I'm not saying the i5 won't do the job, it will, but you've got £1,500 to spend, and yeah you could argue that you could get the 780 and only be £80 or so over budget, but you want to spend it wisely, and not waste £200 on things which won't make much of a difference.
If it was me personally, if I was doing gaming or something else quite intensive, and I had £1,500 to spend, I'd get an i7. I know the i7 doesn't make much of a difference in most games, but some games are more CPU intensive, which Okedokey pointed out.

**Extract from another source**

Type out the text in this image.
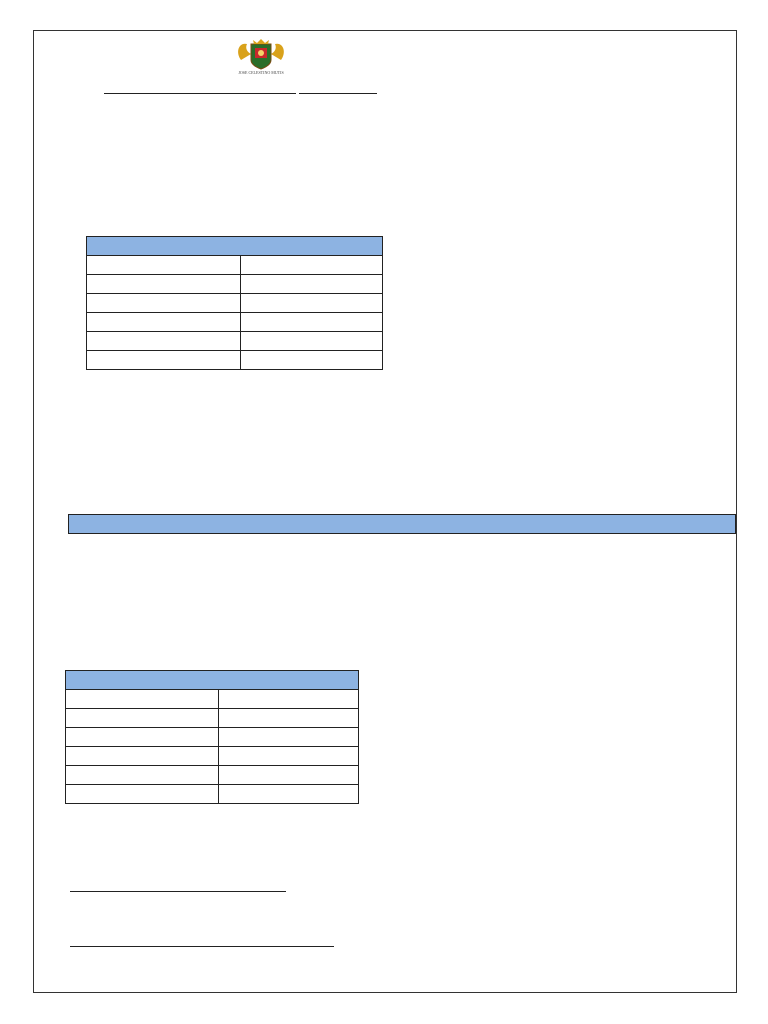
JOSE CELESTINO MUTIS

At the end of the day, you can get an i7 4770K and 770 for £1,300 and have a cracking system. Why not go that route and end up with an awesome system but still be £200 under budget? By getting an i5 you'd only be cutting about £100 off your system. Who knows what you might want to do in the future though?
Usually it is best practice to recommend spending more on the GPU than CPU for games, and that is usually what I do, but a 4770K and a 770 is by no means going to be 'under-powered' at all. A 770 is about as powerful as the 680 and that is a powerful card and both will continue to be more than enough for a while. By buying the 780, you're not getting much more at all for your money and by the time you need to replace the 770, you would also need to think about replacing the 780 too because the performance difference between the 770 and 780 isn't huge - but the price difference is.
@PCunicorn - 'an i7', not 'a i7', ok?